Friday, May 23, 2014
I love Tyrion. not as much as Snape, but he's up there. After his speech a few episodes ago I wouldn't be surprised if Peter Dinklage wins another Emmy. But as much as I love Game of Thrones this post isn't about that. It's about chronic illness.
Lately I've been trying to look at being chronically ill, at being a spoonie, as a neutral fact. Obviously being chronically ill sucks, but the label shouldn't be seen as something bad. It's not a statement of my character. It's not something to be ashamed of. I feel bad enough because of my illnesses I shouldn't let other people's reaction to said illnesses make me feel even worse.
I am chronically ill. I am a spoonie. I am disabled. No I don't work, no I have no current plans to finish my degree, no I don't know when I will get better. I may never get better, and that's not my fault. I'm not a stay at home wife, that's just a cover because telling the truth makes people uncomfortable. Well tough, I don't want to hide who I am or pretend I'm something I'm not. It's not like people won't talk anyway.

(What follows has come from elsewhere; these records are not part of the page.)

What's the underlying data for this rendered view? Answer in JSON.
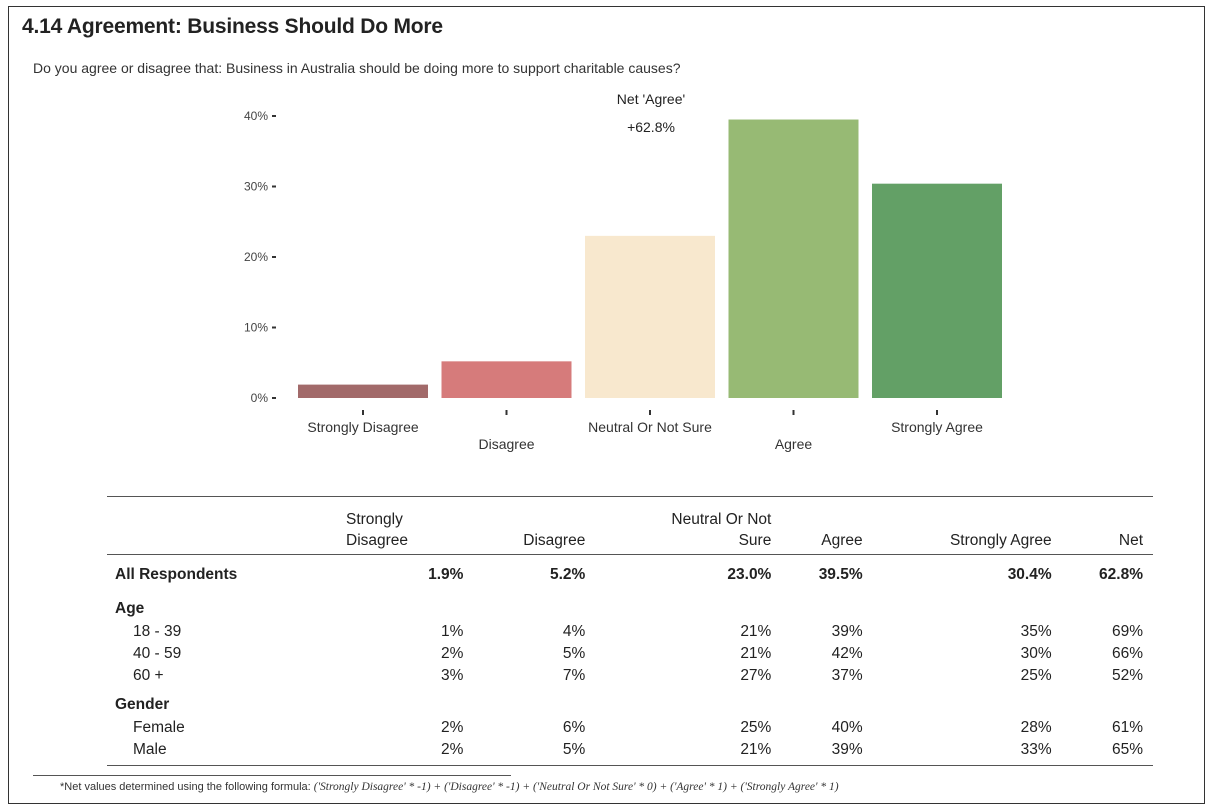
{
  "page": {
    "title": "4.14 Agreement:  Business Should Do More",
    "subtitle": "Do you agree or disagree that: Business in Australia should be doing more to support charitable causes?"
  },
  "chart_data": {
    "type": "bar",
    "categories": [
      "Strongly Disagree",
      "Disagree",
      "Neutral Or Not Sure",
      "Agree",
      "Strongly Agree"
    ],
    "values": [
      1.9,
      5.2,
      23.0,
      39.5,
      30.4
    ],
    "colors": [
      "#A26A6A",
      "#D67B7B",
      "#F8E8CE",
      "#97BA74",
      "#63A066"
    ],
    "ylim": [
      0,
      40
    ],
    "yticks": [
      "0%",
      "10%",
      "20%",
      "30%",
      "40%"
    ],
    "title": "",
    "xlabel": "",
    "ylabel": "",
    "annotation": {
      "line1": "Net 'Agree'",
      "line2": "+62.8%"
    },
    "grid": false
  },
  "table": {
    "headers": {
      "strongly_disagree": [
        "Strongly",
        "Disagree"
      ],
      "disagree": "Disagree",
      "neutral": [
        "Neutral Or Not",
        "Sure"
      ],
      "agree": "Agree",
      "strongly_agree": "Strongly Agree",
      "net": "Net"
    },
    "total": {
      "label": "All Respondents",
      "values": [
        "1.9%",
        "5.2%",
        "23.0%",
        "39.5%",
        "30.4%",
        "62.8%"
      ]
    },
    "groups": [
      {
        "label": "Age",
        "rows": [
          {
            "label": "18 - 39",
            "values": [
              "1%",
              "4%",
              "21%",
              "39%",
              "35%",
              "69%"
            ]
          },
          {
            "label": "40 - 59",
            "values": [
              "2%",
              "5%",
              "21%",
              "42%",
              "30%",
              "66%"
            ]
          },
          {
            "label": "60 +",
            "values": [
              "3%",
              "7%",
              "27%",
              "37%",
              "25%",
              "52%"
            ]
          }
        ]
      },
      {
        "label": "Gender",
        "rows": [
          {
            "label": "Female",
            "values": [
              "2%",
              "6%",
              "25%",
              "40%",
              "28%",
              "61%"
            ]
          },
          {
            "label": "Male",
            "values": [
              "2%",
              "5%",
              "21%",
              "39%",
              "33%",
              "65%"
            ]
          }
        ]
      }
    ]
  },
  "footnote": {
    "prefix": "*Net values determined using the following formula: ",
    "formula": "('Strongly Disagree' * -1) + ('Disagree' * -1) + ('Neutral Or Not Sure' * 0) + ('Agree' * 1) + ('Strongly Agree' * 1)"
  }
}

I've been out of work since 2011. I shouldn't have been working before that. I am currently trying to get on disability but that is an up hill battle. There are a lot of misconceptions about endometriosis and I am on the more severe side of things. I also have several other health problems on top of that, some of which they are able to count and some they are not. But regardless of what the government tells me, regardless of what the lawyers say, I am disabled. And that is okay. I am learning to say that with my head held high.